他只是一味的溺爱,给与这个被他的父母遗忘了八年的孩子一切他能给与的,他也曾不止一次的在心底问过自己,他是不是因为被这个孩子初相遇时的面孔所迷惑了?
就因为他长得太过相像他的母妃,狼王就越是觉得那从一开始就浅淡至极的亲子关系越淡薄。
他怎么会是那个女人的儿子呢,一个男孩……会长的这样像他的灵妃?
一遍一遍的询问自己,那疑问就好像沉重的铁锤,“咚”“咚”的砸在心中那道叫做伦常的高墙上。
已经开始有些精神错乱的狼王,在心底不断的问自己,潜意识里也在不断的替自己不正常的思绪寻找适当的借口。表面上看来他还是那个温柔爱子的王,但从根儿上,却已开始被疯狂的黑暗欲望所啃噬。
望着逐渐长大,越来越像死去爱妃的男孩的一颦一笑,有时竟然还会产生灵妃妩媚的朝他微笑的错觉。为了压制心中那欲要挣脱常伦束缚疯狂的黑色野兽,他也曾试着努力过,疏远他,可是那个怕孤单的孩子却不知他内心的险恶而一味的缠着他,他可知他口中的“好父王”,日日夜夜都在做着侵犯“她”的春梦。
污秽的欲望在别的妃子身上都得不到解脱和释放,然而伴随着男孩日渐耀眼的脸庞越发的娇美,那在心底涌起的无端黑暗也在急速的疯长……
一边要做男孩眼中的心目中的“好父王”一边快要崩溃的努力压制心底最疯狂的意想,矛盾的思绪让头脑快要炸开,心脏快要撕裂开来……
痛苦,面对那男孩无知的双瞳,他只觉痛苦……
躲避,是他唯一能做的,保护他与爱之切的女子的孩子的最后手段。
慈爱的父王为何近半月都不来看自己?无知的落寞少年哀怨的坐在冰冷的石阶上,思考着他找不到答案的那个问题。
狼王的痛苦,除了那个伺候了他一辈子的老宦官朝锦,无人知晓。可是也因此,他插嘴的一句话让一切都脱出了常轨。
(“还记得吧,今天是你母妃的忌日,往日总是你父王独自悲伤,这一次,你就去陪陪他吧,好吗?”)
……
当喝酒醉得分不清天,地,分不清梦里,梦外,分不清他,或她,他突然间看到了,看到朦胧中一身飘逸的“她”,就站在那里,怯怯的望着他,眼里有着一点点畏惧,但更多的却是无知的期待。

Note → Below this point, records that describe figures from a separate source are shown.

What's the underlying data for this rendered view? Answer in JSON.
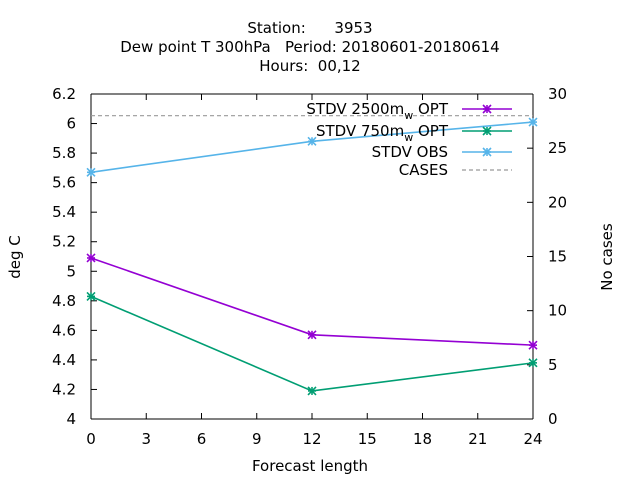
{
  "chart_data": {
    "type": "line",
    "title": {
      "line1": "Station:      3953",
      "line2": "Dew point T 300hPa   Period: 20180601-20180614",
      "line3": "Hours:  00,12"
    },
    "xlabel": "Forecast length",
    "ylabel": "deg C",
    "y2label": "No cases",
    "xlim": [
      0,
      24
    ],
    "ylim": [
      4,
      6.2
    ],
    "y2lim": [
      0,
      30
    ],
    "xticks": [
      "0",
      "3",
      "6",
      "9",
      "12",
      "15",
      "18",
      "21",
      "24"
    ],
    "yticks": [
      "4",
      "4.2",
      "4.4",
      "4.6",
      "4.8",
      "5",
      "5.2",
      "5.4",
      "5.6",
      "5.8",
      "6",
      "6.2"
    ],
    "y2ticks": [
      "0",
      "5",
      "10",
      "15",
      "20",
      "25",
      "30"
    ],
    "grid": false,
    "legend_position": "top-right",
    "series": [
      {
        "name": "STDV 2500m",
        "name_sub": "w",
        "name_suffix": " OPT",
        "color": "#9400d3",
        "marker": "star",
        "axis": "y",
        "x": [
          0,
          12,
          24
        ],
        "y": [
          5.09,
          4.57,
          4.5
        ]
      },
      {
        "name": "STDV 750m",
        "name_sub": "w",
        "name_suffix": " OPT",
        "color": "#009e73",
        "marker": "star",
        "axis": "y",
        "x": [
          0,
          12,
          24
        ],
        "y": [
          4.83,
          4.19,
          4.38
        ]
      },
      {
        "name": "STDV OBS",
        "color": "#56b4e9",
        "marker": "star",
        "axis": "y",
        "x": [
          0,
          12,
          24
        ],
        "y": [
          5.67,
          5.88,
          6.01
        ]
      },
      {
        "name": "CASES",
        "color": "#999999",
        "dash": true,
        "axis": "y2",
        "x": [
          0,
          12,
          24
        ],
        "y": [
          28,
          28,
          28
        ]
      }
    ]
  }
}
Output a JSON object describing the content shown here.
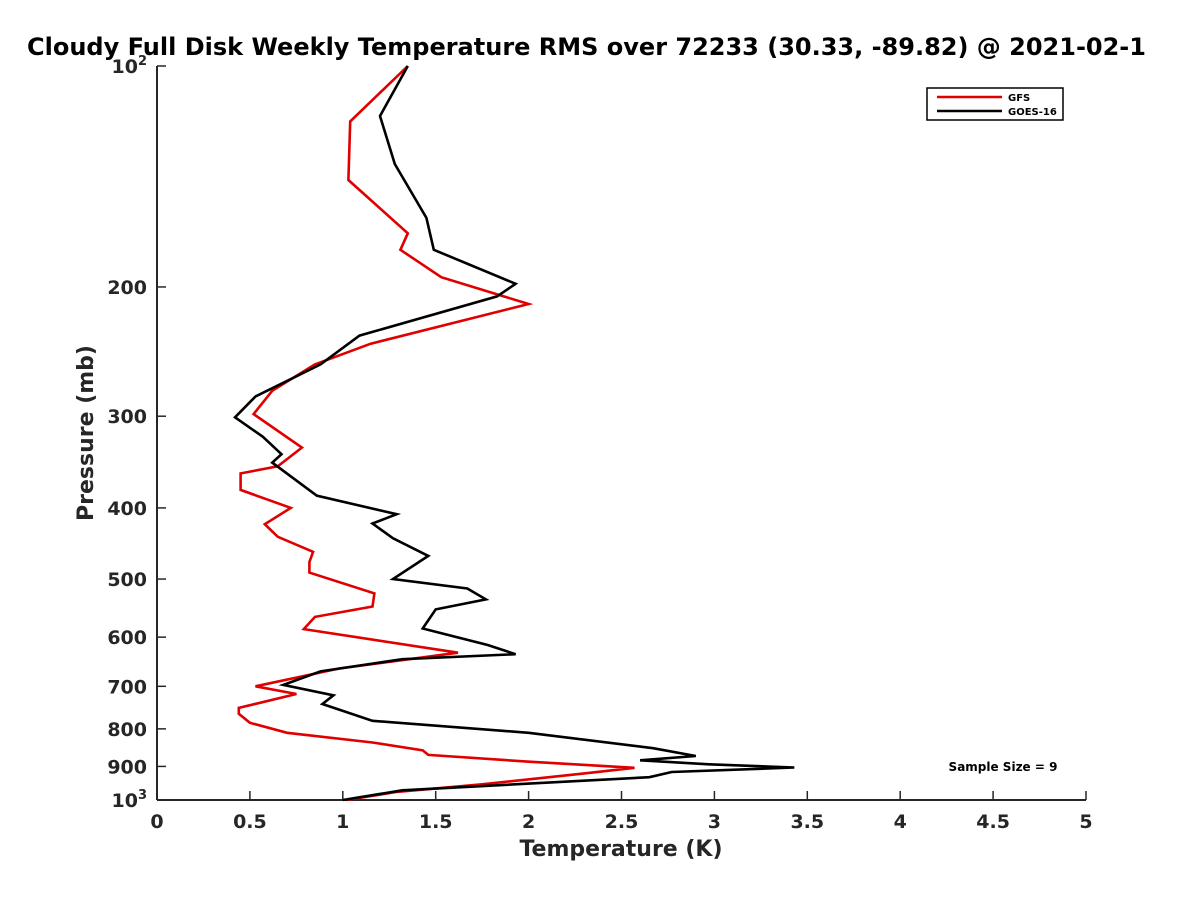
{
  "chart_data": {
    "type": "line",
    "title": "Cloudy Full Disk Weekly Temperature RMS over 72233 (30.33, -89.82) @ 2021-02-1",
    "xlabel": "Temperature (K)",
    "ylabel": "Pressure (mb)",
    "xlim": [
      0,
      5
    ],
    "ylim": [
      100,
      1000
    ],
    "y_scale": "log",
    "y_reversed": true,
    "grid": false,
    "legend_position": "top-right",
    "x_ticks": [
      "0",
      "0.5",
      "1",
      "1.5",
      "2",
      "2.5",
      "3",
      "3.5",
      "4",
      "4.5",
      "5"
    ],
    "y_ticks": [
      {
        "value": 100,
        "base": "10",
        "exp": "2"
      },
      {
        "value": 200,
        "label": "200"
      },
      {
        "value": 300,
        "label": "300"
      },
      {
        "value": 400,
        "label": "400"
      },
      {
        "value": 500,
        "label": "500"
      },
      {
        "value": 600,
        "label": "600"
      },
      {
        "value": 700,
        "label": "700"
      },
      {
        "value": 800,
        "label": "800"
      },
      {
        "value": 900,
        "label": "900"
      },
      {
        "value": 1000,
        "base": "10",
        "exp": "3"
      }
    ],
    "series": [
      {
        "name": "GFS",
        "color": "#e00000",
        "points": [
          [
            1.35,
            100
          ],
          [
            1.04,
            119
          ],
          [
            1.03,
            143
          ],
          [
            1.35,
            169
          ],
          [
            1.31,
            178
          ],
          [
            1.53,
            194
          ],
          [
            2.0,
            211
          ],
          [
            1.15,
            239
          ],
          [
            0.85,
            255
          ],
          [
            0.62,
            277
          ],
          [
            0.52,
            298
          ],
          [
            0.78,
            331
          ],
          [
            0.65,
            351
          ],
          [
            0.45,
            359
          ],
          [
            0.45,
            378
          ],
          [
            0.72,
            400
          ],
          [
            0.58,
            421
          ],
          [
            0.65,
            438
          ],
          [
            0.84,
            459
          ],
          [
            0.82,
            474
          ],
          [
            0.82,
            490
          ],
          [
            1.17,
            523
          ],
          [
            1.16,
            545
          ],
          [
            0.85,
            563
          ],
          [
            0.79,
            585
          ],
          [
            1.62,
            630
          ],
          [
            0.98,
            662
          ],
          [
            0.53,
            700
          ],
          [
            0.75,
            717
          ],
          [
            0.44,
            749
          ],
          [
            0.44,
            763
          ],
          [
            0.5,
            785
          ],
          [
            0.7,
            810
          ],
          [
            1.16,
            835
          ],
          [
            1.43,
            856
          ],
          [
            1.46,
            868
          ],
          [
            1.98,
            886
          ],
          [
            2.57,
            904
          ],
          [
            2.3,
            920
          ],
          [
            1.75,
            952
          ],
          [
            1.29,
            975
          ],
          [
            1.02,
            1000
          ]
        ]
      },
      {
        "name": "GOES-16",
        "color": "#000000",
        "points": [
          [
            1.35,
            100
          ],
          [
            1.2,
            117
          ],
          [
            1.28,
            136
          ],
          [
            1.45,
            161
          ],
          [
            1.49,
            178
          ],
          [
            1.93,
            198
          ],
          [
            1.83,
            206
          ],
          [
            1.09,
            233
          ],
          [
            0.88,
            255
          ],
          [
            0.53,
            282
          ],
          [
            0.42,
            301
          ],
          [
            0.57,
            320
          ],
          [
            0.67,
            338
          ],
          [
            0.62,
            347
          ],
          [
            0.86,
            385
          ],
          [
            1.29,
            408
          ],
          [
            1.16,
            420
          ],
          [
            1.27,
            440
          ],
          [
            1.46,
            465
          ],
          [
            1.27,
            500
          ],
          [
            1.67,
            515
          ],
          [
            1.77,
            533
          ],
          [
            1.5,
            550
          ],
          [
            1.43,
            584
          ],
          [
            1.78,
            615
          ],
          [
            1.93,
            633
          ],
          [
            1.32,
            643
          ],
          [
            0.88,
            668
          ],
          [
            0.68,
            697
          ],
          [
            0.95,
            720
          ],
          [
            0.89,
            740
          ],
          [
            1.16,
            780
          ],
          [
            2.0,
            810
          ],
          [
            2.67,
            850
          ],
          [
            2.9,
            871
          ],
          [
            2.6,
            883
          ],
          [
            2.97,
            894
          ],
          [
            3.43,
            903
          ],
          [
            2.77,
            916
          ],
          [
            2.65,
            931
          ],
          [
            1.32,
            970
          ],
          [
            1.0,
            1000
          ]
        ]
      }
    ],
    "annotations": [
      "Sample Size = 9"
    ]
  }
}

噬骨的思念让他一下子便疯狂了,他猛的扑向那末白色的影,抓住……这一次他一定要牢牢的抓住……
一把抓住那让他相思成狂的身影,他落泪了,哭了,又笑了,然之后亲吻,缠绵,以雷霆之势压倒了“她”……
他看到眼中的疑惑渐渐变质,早先的期待荡然无存,溢满的是深深的恐惧和委屈,她害怕的尖叫着,哭喊着,死命的挣扎着。
他却完全听之不见,也视而不见,反而用力的一手制住身下的她,嘴中虽吐露着安慰的字眼,行为却像野兽一般。
撕裂了……他撕裂了衣帛,看到漫天的碎裂的白纱,他撕裂了那洁白纯净的身躯,看到鲜红似火的血液,他更是撕裂了一颗柔软无知的心,然而这一回,他没有看到那狰狞的伤口……
……
等到他野兽般的精力完全释放在身下的身躯上之后,他慢慢的,清醒了,一双无神浑沌的眼,也渐渐明亮了起来。
可,看到的,却是地狱一般的惨景……
白玉般的身躯满是青紫的淤痕,红肿的樱丘附近也满是齿印,而那被迫被打开的双腿间更是一片污秽的狼藉,刺眼的乳白色的液体遍布下体,更多的,混合着骇人的鲜血零落于草间……
感觉全身的血液都在一瞬间被抽走,男人放开锁着男孩手腕的颤抖的大手,轻轻撩开那遮挡着歪向一侧脸庞上的茶色乱发,一双无神空洞,仍在流泪的茶褐色瞳眸刺痛了他的心。